Vinha caminhando pela rua, algo tranquilo, como se nada estivesse acontecendo, coisa que, de fato, tem sido a realidade nesses últimos tempos. Ao que parece, calmarias assim têm sido duradouras, fortuitas, mas temerárias. Impossível que assim seja, sempre, como bem sabemos. Um homem, bem vestido e idade avançada esbarrou em mim, aparentemente, por descuido e desatenção, dizendo em seguida:
_ Desculpe, vinha distraído, com pensamentos, de modo que não o vi.
_Não há problema, não se preocupe, respondi. Seguimos, cada um pelo seu caminho.
Dias depois, lendo o jornal, reconheci a foto daquele nobre senhor. Reportagem de capa, no caderno Ilustríssima, dava conta da existência daquele indivíduo, escritor famoso, melhor contista brasileiro de todos os tempos, falecido, porém, naquela semana. O vampiro se foi, parcialmente, devo dizer, pois a obra não se vai, certamente, nem hoje e nem nunca mais. Comprei um de seus livros naquele instante, o segundo dele, que agora possuo.
Li um de seus contos dias depois, mas não pensei mais nisso, o assunto esteve ausente, até que, hoje, me vi pensando naquela figura que esbarrou em mim aquele dia. Acasos curiosos, vou pouco a Curitiba, quase nunca para falar a verdade, e nessa oportunidade, pude trocar poucas palavras com o grande vampiro.

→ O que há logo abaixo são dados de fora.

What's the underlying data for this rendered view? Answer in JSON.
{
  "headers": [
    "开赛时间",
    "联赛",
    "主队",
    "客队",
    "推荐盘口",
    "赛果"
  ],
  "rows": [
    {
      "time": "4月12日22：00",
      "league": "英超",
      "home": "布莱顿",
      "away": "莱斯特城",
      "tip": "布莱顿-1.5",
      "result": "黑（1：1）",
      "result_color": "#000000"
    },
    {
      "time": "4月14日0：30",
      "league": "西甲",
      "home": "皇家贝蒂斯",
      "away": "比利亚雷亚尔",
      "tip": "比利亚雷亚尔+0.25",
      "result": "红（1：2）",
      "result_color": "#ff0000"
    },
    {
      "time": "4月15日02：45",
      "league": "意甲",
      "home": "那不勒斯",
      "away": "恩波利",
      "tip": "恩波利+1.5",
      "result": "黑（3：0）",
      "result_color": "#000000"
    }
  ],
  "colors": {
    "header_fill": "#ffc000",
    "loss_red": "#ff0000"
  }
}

Veja você, estou agora tomado pela ideia fixa de refletir em qual pergunta poderia ter feito a ele, caso o reconhecesse, de imediato. Mesmo depois de pensar por dias e semanas, quase todo o tempo, ainda não encontrei as palavras certas, tampouco a ordem correta das mesmas, nem mesmo, o estilo e o tema. Desconcertante pensar nisso, e me pareceu agora, ao voltar ao tema, algo inútil.
Recebi, contudo, na última segunda feira, mensagem do além, em forma de pensamentos e de uma tristeza profunda e inexplicável. Estava, pela primeira vez, organizando meus textos para a edição de um livro de contos, modesto, devo dizer, experimentações literárias, fruto de um processo lento e moroso de descobertas que as letras podem proporcionar. Relendo um dos textos, escrito há, pelo menos, 18 anos, senti uma tristeza indizível e que, ainda posso sentir agora, nesse momento, com menor intensidade.

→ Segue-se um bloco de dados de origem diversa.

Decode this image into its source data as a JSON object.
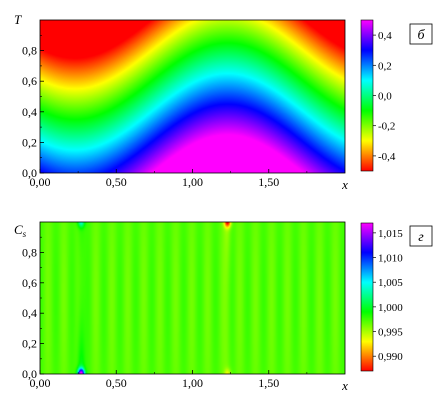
{
  "chart_data": [
    {
      "type": "heatmap",
      "panel_label": "б",
      "ylabel": "T",
      "xlabel": "x",
      "xlim": [
        0.0,
        2.0
      ],
      "ylim": [
        0.0,
        1.0
      ],
      "x_ticks": [
        "0,00",
        "0,50",
        "1,00",
        "1,50"
      ],
      "y_ticks": [
        "0,0",
        "0,2",
        "0,4",
        "0,6",
        "0,8"
      ],
      "colorbar": {
        "min": -0.5,
        "max": 0.5,
        "ticks": [
          "0,4",
          "0,2",
          "0,0",
          "-0,2",
          "-0,4"
        ],
        "colors": [
          "#ff0000",
          "#ffff00",
          "#00ff00",
          "#00ffff",
          "#0000ff",
          "#ff00ff"
        ]
      },
      "field_description": "value = 0.5 - y + 0.25 * cos(pi * (x - 1.23))",
      "trough_x": 0.27,
      "crest_x": 1.23
    },
    {
      "type": "heatmap",
      "panel_label": "г",
      "ylabel": "C_s",
      "xlabel": "x",
      "xlim": [
        0.0,
        2.0
      ],
      "ylim": [
        0.0,
        1.0
      ],
      "x_ticks": [
        "0,00",
        "0,50",
        "1,00",
        "1,50"
      ],
      "y_ticks": [
        "0,0",
        "0,2",
        "0,4",
        "0,6",
        "0,8"
      ],
      "colorbar": {
        "min": 0.987,
        "max": 1.017,
        "ticks": [
          "1,015",
          "1,010",
          "1,005",
          "1,000",
          "0,995",
          "0,990"
        ],
        "colors": [
          "#ff0000",
          "#ffff00",
          "#00ff00",
          "#00ffff",
          "#0000ff",
          "#ff00ff"
        ]
      },
      "background_value": 0.997,
      "features": [
        {
          "x": 0.27,
          "y": 0.0,
          "value": 1.016,
          "kind": "bottom-spot"
        },
        {
          "x": 0.27,
          "y": 1.0,
          "value": 1.003,
          "kind": "top-spot"
        },
        {
          "x": 1.23,
          "y": 1.0,
          "value": 0.988,
          "kind": "top-spot"
        },
        {
          "x": 1.23,
          "y": 0.0,
          "value": 0.994,
          "kind": "bottom-spot"
        }
      ]
    }
  ]
}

Pensei no vampiro e na sua vida reclusa, nas escolhas que precisou fazer, talvez, pela literatura. Entretanto, e talvez seja esse o fato notório, os eventos em si não possuem relações tangíveis e a mente, essa pregadora de peças, como se dizia antigamente, pode, facilmente, nos enganar e nos levar ao erro. Mas como interpretar a tristeza do espírito ao contemplar a obra, imperfeita, a que nos propusemos realizar?

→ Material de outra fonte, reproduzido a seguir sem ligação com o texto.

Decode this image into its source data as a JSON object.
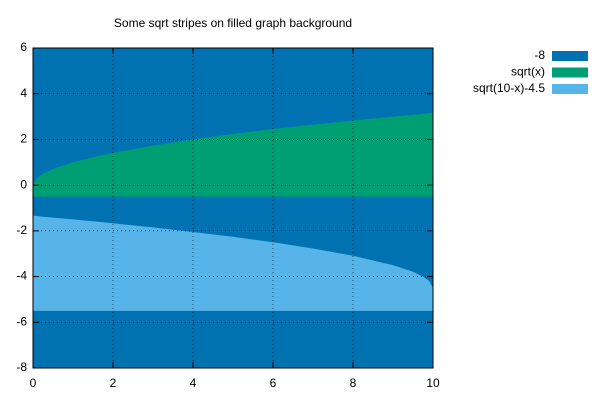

_Nobre escritor, mestre da síntese, me permita, com toda deferência, lhe perguntar algo sem importância e de relevância íntima. Saberia me dizer, o que podemos fazer com a escrita que insiste em fazer de mim um escravo a seu serviço? Mesmo que, e apesar de, fugir dela quase que sistematicamente, todos esses anos? Existiria outra solução ao espírito inquieto que não passe pela a disposição das palavras em uma narrativa qualquer?